Hukumonline.com mengadakan pelatihan dengan topik “Aspek Hukum Penerapan Prinsip Customer Due Diligence dan Anti Money Laundering dalam Sektor Penyedia Jasa Keuangan di Indonesia” yang ditujukan untuk para penyedia jasa keuangan bank & non bank, penyedia barang dan/atau jasa lain, serta profesi seperti advokat, notaris, PPAT, akuntan, akuntan publik, dan lainya.

Dalam pelatihan ini dibahas melalui dua aspek, yaitu: 

  • Penerapan Anti Pencucian Uang dan Pencegahan Pendanaan Terorisme berdasarkan POJK NO. 12 Tahun 2017 yang disampaikan oleh disampaikan oleh Bapak Rinto Teguh Santoso, S.H., LL.M., Analis Eksekutif Senior (Deputi Direktur) – Grup Penanganan Anti Pencucian Uang dan Pencegahan Pendanaan Terorisme, Otoritas Jasa Keuangan
  • Identifikasi Transaksi Keuangan Mencurigakan yang disampaikan oleh Bapak Shalehuddin Akbar, S.H., LL.M., Ketua Kelompok Pengawasan Kepatuhan Penyedia Barang dan Jasa - Pusat Pelaporan dan Analisis Transaksi Keuangan.

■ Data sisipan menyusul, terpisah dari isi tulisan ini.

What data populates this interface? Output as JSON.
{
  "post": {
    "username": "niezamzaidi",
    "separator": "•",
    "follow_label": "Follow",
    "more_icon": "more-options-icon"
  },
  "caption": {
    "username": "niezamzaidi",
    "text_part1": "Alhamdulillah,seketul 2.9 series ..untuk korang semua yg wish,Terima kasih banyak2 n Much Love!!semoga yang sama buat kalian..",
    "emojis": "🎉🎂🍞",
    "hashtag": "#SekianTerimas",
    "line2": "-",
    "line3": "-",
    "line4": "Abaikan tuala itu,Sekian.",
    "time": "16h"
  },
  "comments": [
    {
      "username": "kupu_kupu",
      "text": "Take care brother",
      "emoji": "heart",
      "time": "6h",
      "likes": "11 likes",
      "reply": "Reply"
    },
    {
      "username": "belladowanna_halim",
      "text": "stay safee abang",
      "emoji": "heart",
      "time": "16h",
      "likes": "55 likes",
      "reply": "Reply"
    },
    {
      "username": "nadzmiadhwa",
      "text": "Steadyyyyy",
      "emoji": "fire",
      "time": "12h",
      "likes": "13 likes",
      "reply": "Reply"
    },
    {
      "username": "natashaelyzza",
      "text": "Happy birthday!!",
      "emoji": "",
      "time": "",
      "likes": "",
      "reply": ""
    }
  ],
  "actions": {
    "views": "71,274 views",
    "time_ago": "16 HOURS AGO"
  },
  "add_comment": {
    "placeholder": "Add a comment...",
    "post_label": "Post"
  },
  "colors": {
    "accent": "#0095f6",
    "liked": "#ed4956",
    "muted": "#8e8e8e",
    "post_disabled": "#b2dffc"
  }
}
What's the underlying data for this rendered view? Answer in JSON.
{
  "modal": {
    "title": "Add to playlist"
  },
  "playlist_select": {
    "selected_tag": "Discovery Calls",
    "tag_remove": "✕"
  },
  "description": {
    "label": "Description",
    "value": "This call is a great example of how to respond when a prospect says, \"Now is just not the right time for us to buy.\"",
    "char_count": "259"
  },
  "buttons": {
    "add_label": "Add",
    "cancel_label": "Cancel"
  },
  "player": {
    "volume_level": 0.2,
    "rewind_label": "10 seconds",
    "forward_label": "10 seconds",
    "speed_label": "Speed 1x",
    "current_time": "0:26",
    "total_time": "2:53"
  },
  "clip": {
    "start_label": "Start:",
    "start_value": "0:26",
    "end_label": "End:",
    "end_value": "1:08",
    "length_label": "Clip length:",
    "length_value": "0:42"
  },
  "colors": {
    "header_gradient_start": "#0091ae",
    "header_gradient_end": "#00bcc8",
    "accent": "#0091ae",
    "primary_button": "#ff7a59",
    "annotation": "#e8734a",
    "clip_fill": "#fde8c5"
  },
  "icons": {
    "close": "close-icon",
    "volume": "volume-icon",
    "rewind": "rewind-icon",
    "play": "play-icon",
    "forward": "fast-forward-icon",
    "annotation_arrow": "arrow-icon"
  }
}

Penyampaian materi pada sesi 1 pelatihan ini meliputi TPPU, TPPT, DTTOT, National Risk Assesment, FATF dan Penerapan Program APU-PPT berdasarkan Peraturan Otoritas Jasa Keuangan No. 12/2017. Sementara itu, pada sesi 2, penyampaian materi meliputi Definisi dan Kriteria dari Transaksi Keuangan Mencurigakan, Tahapan Identifikasi Transaksi Keuangan Mencurigakan (Pemantauan, Analisis, Penetapan), Pelaporan Transaksi Keuangan Mencurigakan serta Konsekuensi Apabila Tidak Melakukan Pelaporan, Anti-Tipping Off;

Secara umum, pelatihan ini berjalan dengan lancar, dimana seluruh peserta antuasias dalam berdiskusi terkait dengan persoalan-persoalan yang dialami di perusahaan masing-masing. Pelatihan ini dilaksanakan di Le Meridien Hotel, Jakarta pada hari Selasa, 31 Oktober 2017 lalu.